On November 21st, Elon Musk unveiled the Cybertruck in front of a frenzied crowd at the Tesla Design Center in California.
Never had so much attention been paid to a pickup, let alone an electric.
The chief gimmick of the presentation saw Musk invite his lead designer to throw a steel ball at one of the truck’s windows, which are supposed to be ‘unbreakable’. The window smashed, Musk cursed, another throw was ordered. A second window smashed.
The world was atwitter, literally, though for a different reason. Part DeLorean, part half-rendered video game graphic, the Cybertruck seems made to be memed. It simply looks outrageous.
For all the hoopla, you might think Tesla is the only company bringing an electric pickup to market. In fact, it is not. Here are five other battery-powered pickups on the horizon…
Electric Ford F-150
The Ford F150 is the world’s best-selling pickup truck, which makes the news of an electric version at least as exciting as an Elon Musk tweet. The closest we have to a release date is sometime in 2021, though even that is speculation. According to Car and Driver, the wait is deliberate. Many Americans still need to be convinced that a zero-emission powertrain can do the burly things expected of a truck, like towing and driving in snow. Ford's global director for electrification, Ted Cannis, will play the role of educator until the electric F150 is understood.
GM Electric Pickup Truck
GM CEO Mary Barra announced his company’s intention to produce an electric pickup on the same day as Tesla’ Cybertruck pageantry. It cannot be said that any thunder was stolen. Nevertheless, GM entering this particular section of the EV market is a big deal. GM’s Chevrolet Silverado and GMC Sierra are both candidates for electrification to compete with the big rigs, while the Chevrolet Colorado is fit for battery power in the midsize range. Reports suggest GM is looking toward fall 2021 to enter the fray.

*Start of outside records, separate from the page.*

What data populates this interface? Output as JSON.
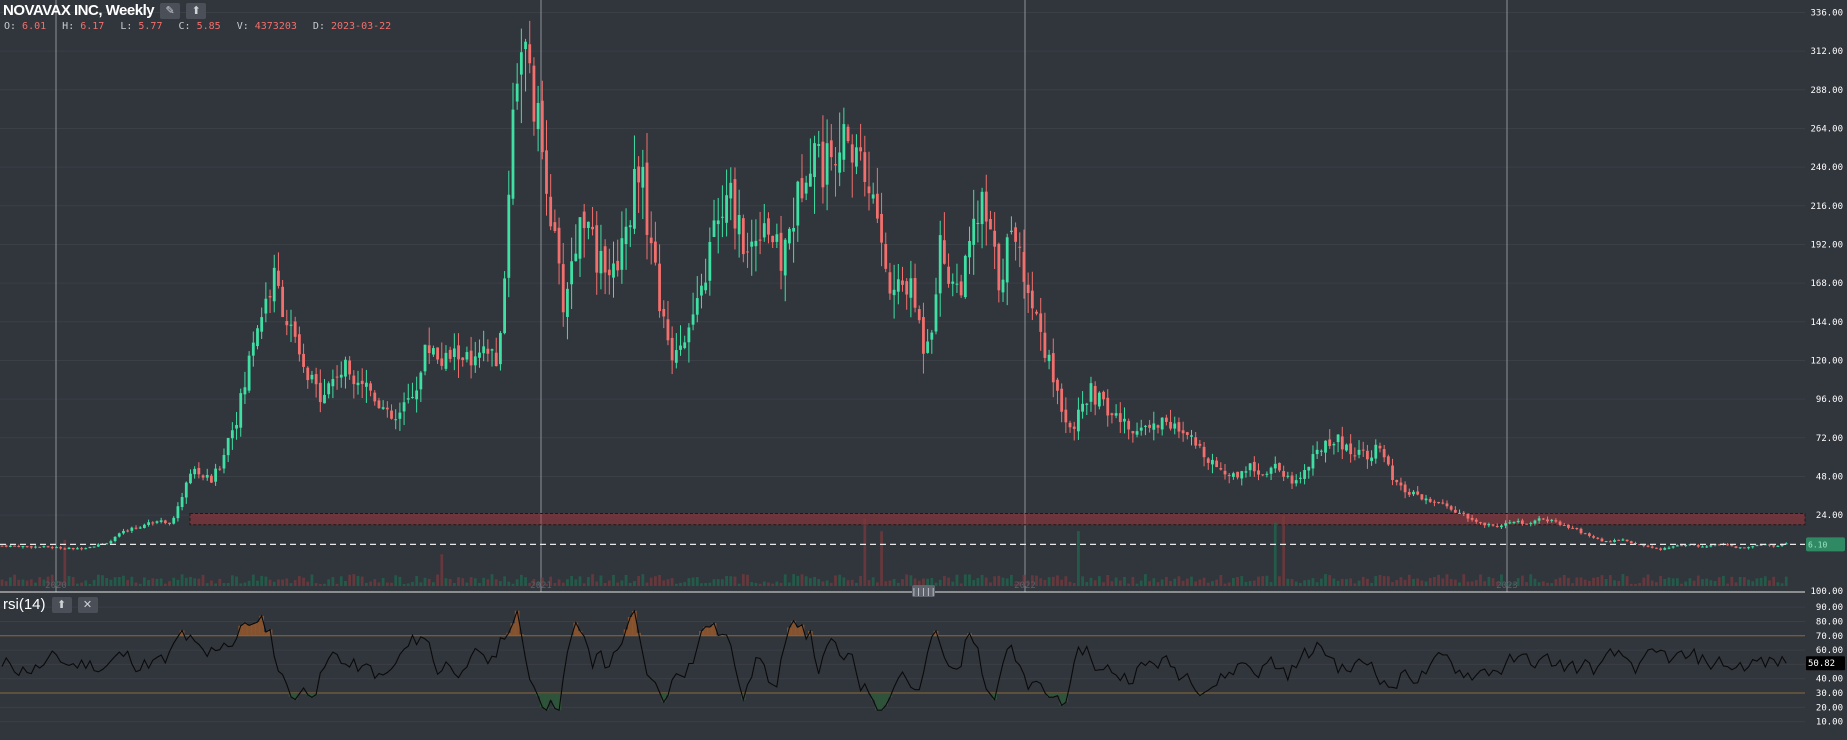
{
  "header": {
    "title": "NOVAVAX INC, Weekly",
    "ohlc": [
      {
        "key": "O:",
        "value": "6.01"
      },
      {
        "key": "H:",
        "value": "6.17"
      },
      {
        "key": "L:",
        "value": "5.77"
      },
      {
        "key": "C:",
        "value": "5.85"
      },
      {
        "key": "V:",
        "value": "4373203"
      },
      {
        "key": "D:",
        "value": "2023-03-22"
      }
    ]
  },
  "rsi_panel": {
    "title": "rsi(14)"
  },
  "colors": {
    "background": "#31353c",
    "grid": "#3b3f46",
    "up": "#3fe0a4",
    "down": "#f1706d",
    "rsi_line": "#0a0a0a",
    "rsi_overbought_fill": "#9a5a2c",
    "rsi_oversold_fill": "#2f5a3a",
    "resistance_zone": "#b5343a",
    "last_price_badge": "#2f8a64"
  },
  "icons": [
    "pencil-icon",
    "up-arrow-icon",
    "close-icon",
    "drag-handle-icon"
  ],
  "chart_data": [
    {
      "type": "candlestick",
      "series_name": "NOVAVAX INC",
      "interval": "Weekly",
      "x_tick_labels": [
        "2020",
        "2021",
        "2022",
        "2023"
      ],
      "y_tick_labels": [
        "336.00",
        "312.00",
        "288.00",
        "264.00",
        "240.00",
        "216.00",
        "192.00",
        "168.00",
        "144.00",
        "120.00",
        "96.00",
        "72.00",
        "48.00",
        "24.00",
        "100.00"
      ],
      "ylim": [
        -20,
        340
      ],
      "last_price": 5.85,
      "last_price_label": "6.10",
      "resistance_zone": [
        18,
        25
      ],
      "approx_close_path": [
        [
          0,
          5
        ],
        [
          12,
          4
        ],
        [
          18,
          3
        ],
        [
          22,
          5
        ],
        [
          24,
          6
        ],
        [
          26,
          8
        ],
        [
          28,
          12
        ],
        [
          30,
          15
        ],
        [
          33,
          17
        ],
        [
          36,
          20
        ],
        [
          38,
          22
        ],
        [
          40,
          18
        ],
        [
          42,
          28
        ],
        [
          44,
          45
        ],
        [
          46,
          52
        ],
        [
          48,
          48
        ],
        [
          50,
          45
        ],
        [
          52,
          55
        ],
        [
          54,
          72
        ],
        [
          56,
          85
        ],
        [
          58,
          105
        ],
        [
          60,
          135
        ],
        [
          62,
          150
        ],
        [
          63,
          158
        ],
        [
          65,
          170
        ],
        [
          67,
          155
        ],
        [
          68,
          145
        ],
        [
          70,
          130
        ],
        [
          72,
          112
        ],
        [
          74,
          105
        ],
        [
          76,
          100
        ],
        [
          78,
          105
        ],
        [
          80,
          112
        ],
        [
          82,
          115
        ],
        [
          84,
          112
        ],
        [
          86,
          108
        ],
        [
          88,
          102
        ],
        [
          90,
          95
        ],
        [
          92,
          85
        ],
        [
          94,
          82
        ],
        [
          96,
          90
        ],
        [
          98,
          100
        ],
        [
          100,
          112
        ],
        [
          101,
          125
        ],
        [
          103,
          130
        ],
        [
          105,
          118
        ],
        [
          107,
          122
        ],
        [
          110,
          125
        ],
        [
          112,
          115
        ],
        [
          114,
          120
        ],
        [
          116,
          125
        ],
        [
          118,
          122
        ],
        [
          119,
          130
        ],
        [
          120,
          170
        ],
        [
          121,
          230
        ],
        [
          122,
          280
        ],
        [
          123,
          300
        ],
        [
          124,
          320
        ],
        [
          125,
          310
        ],
        [
          126,
          290
        ],
        [
          128,
          265
        ],
        [
          130,
          235
        ],
        [
          132,
          190
        ],
        [
          134,
          155
        ],
        [
          136,
          180
        ],
        [
          138,
          205
        ],
        [
          140,
          215
        ],
        [
          142,
          170
        ],
        [
          144,
          185
        ],
        [
          146,
          175
        ],
        [
          148,
          195
        ],
        [
          150,
          215
        ],
        [
          152,
          245
        ],
        [
          154,
          210
        ],
        [
          156,
          175
        ],
        [
          158,
          140
        ],
        [
          160,
          125
        ],
        [
          162,
          135
        ],
        [
          164,
          140
        ],
        [
          166,
          150
        ],
        [
          168,
          175
        ],
        [
          170,
          200
        ],
        [
          172,
          210
        ],
        [
          174,
          220
        ],
        [
          176,
          205
        ],
        [
          178,
          185
        ],
        [
          180,
          200
        ],
        [
          182,
          210
        ],
        [
          184,
          195
        ],
        [
          186,
          180
        ],
        [
          188,
          200
        ],
        [
          190,
          220
        ],
        [
          192,
          245
        ],
        [
          194,
          255
        ],
        [
          196,
          240
        ],
        [
          198,
          250
        ],
        [
          200,
          262
        ],
        [
          202,
          245
        ],
        [
          204,
          255
        ],
        [
          206,
          235
        ],
        [
          208,
          220
        ],
        [
          210,
          195
        ],
        [
          212,
          160
        ],
        [
          214,
          165
        ],
        [
          216,
          168
        ],
        [
          218,
          155
        ],
        [
          220,
          130
        ],
        [
          222,
          145
        ],
        [
          224,
          190
        ],
        [
          226,
          175
        ],
        [
          228,
          165
        ],
        [
          230,
          175
        ],
        [
          232,
          200
        ],
        [
          234,
          215
        ],
        [
          236,
          195
        ],
        [
          238,
          170
        ],
        [
          240,
          190
        ],
        [
          242,
          200
        ],
        [
          244,
          175
        ],
        [
          246,
          155
        ],
        [
          248,
          140
        ],
        [
          250,
          118
        ],
        [
          252,
          100
        ],
        [
          254,
          85
        ],
        [
          256,
          80
        ],
        [
          258,
          90
        ],
        [
          260,
          100
        ],
        [
          262,
          95
        ],
        [
          264,
          88
        ],
        [
          266,
          85
        ],
        [
          268,
          80
        ],
        [
          270,
          75
        ],
        [
          272,
          82
        ],
        [
          274,
          78
        ],
        [
          276,
          80
        ],
        [
          278,
          85
        ],
        [
          280,
          78
        ],
        [
          282,
          72
        ],
        [
          284,
          70
        ],
        [
          286,
          65
        ],
        [
          288,
          60
        ],
        [
          290,
          55
        ],
        [
          292,
          50
        ],
        [
          294,
          48
        ],
        [
          296,
          52
        ],
        [
          298,
          55
        ],
        [
          300,
          50
        ],
        [
          302,
          52
        ],
        [
          304,
          55
        ],
        [
          306,
          50
        ],
        [
          308,
          45
        ],
        [
          310,
          48
        ],
        [
          312,
          55
        ],
        [
          314,
          62
        ],
        [
          316,
          70
        ],
        [
          318,
          72
        ],
        [
          320,
          68
        ],
        [
          322,
          63
        ],
        [
          324,
          65
        ],
        [
          326,
          62
        ],
        [
          328,
          65
        ],
        [
          330,
          60
        ],
        [
          332,
          45
        ],
        [
          334,
          40
        ],
        [
          336,
          38
        ],
        [
          338,
          35
        ],
        [
          340,
          33
        ],
        [
          342,
          32
        ],
        [
          344,
          30
        ],
        [
          346,
          28
        ],
        [
          348,
          25
        ],
        [
          350,
          22
        ],
        [
          352,
          20
        ],
        [
          354,
          18
        ],
        [
          356,
          17
        ],
        [
          358,
          18
        ],
        [
          360,
          19
        ],
        [
          362,
          20
        ],
        [
          364,
          18
        ],
        [
          366,
          20
        ],
        [
          368,
          22
        ],
        [
          370,
          20
        ],
        [
          372,
          18
        ],
        [
          374,
          16
        ],
        [
          376,
          15
        ],
        [
          378,
          12
        ],
        [
          380,
          10
        ],
        [
          382,
          8
        ],
        [
          384,
          7
        ],
        [
          386,
          9
        ],
        [
          388,
          8
        ],
        [
          390,
          6
        ],
        [
          392,
          5
        ],
        [
          394,
          4
        ],
        [
          396,
          3
        ],
        [
          398,
          4
        ],
        [
          400,
          5
        ],
        [
          402,
          6
        ],
        [
          404,
          5
        ],
        [
          406,
          4
        ],
        [
          408,
          5
        ],
        [
          410,
          6
        ],
        [
          412,
          5
        ],
        [
          414,
          4
        ],
        [
          416,
          4
        ],
        [
          418,
          5
        ],
        [
          420,
          6
        ],
        [
          422,
          5
        ],
        [
          424,
          5
        ],
        [
          426,
          6
        ]
      ]
    },
    {
      "type": "line",
      "series_name": "rsi(14)",
      "y_tick_labels": [
        "90.00",
        "80.00",
        "70.00",
        "60.00",
        "50.00",
        "40.00",
        "30.00",
        "20.00",
        "10.00"
      ],
      "ylim": [
        0,
        95
      ],
      "overbought": 70,
      "oversold": 30,
      "last_value": 50.82,
      "last_value_label": "50.82"
    }
  ]
}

Rivian’s cool because it’s a startup and therefore doesn’t have to consider the legacy cost of existing customer taste. It also calls its chassis a ‘skateboard’. In just a decade, the company has catapulted itself into pole position of the electric pickup race. Its R1T truck is slated for release in late 2020, and the future is even brighter beyond. Earlier this year, Ford announced it will invest $500 in Rivian. The company plans to use Rivian’s battery, electric drivetrain, and the electrical architecture for future Ford EVs.
Bollinger Motors has essentially created a Land Rover Defender with more corners and an electric battery. Recording 614 horsepower with 668 lb-ft of torque, the B2 hits hardest on the wallet: $125,000, not including airbags. (It is not possible to order one with airbags). And while its 200 miles of range won’t turn heads, this truck is first and foremost meant to be enjoyed off-road. The Michigan-based startup plans to start production on its electric pickup truck in the second half of 2020 with deliveries beginning a year later.
The Atlis XT is many things that other trucks on this list are not: normal-looking, affordable, and ready to go. All rumours considered, the XT would be the first electric pickup on the market, in 2020. It comes with a manageable $45,000 price tag and all the capabilities expected of a modern truck: a towing capacity up to 35,000 pounds, an eight-foot bed, and plenty of configurations. Plus up to 500 miles of range on a 15-minute charge.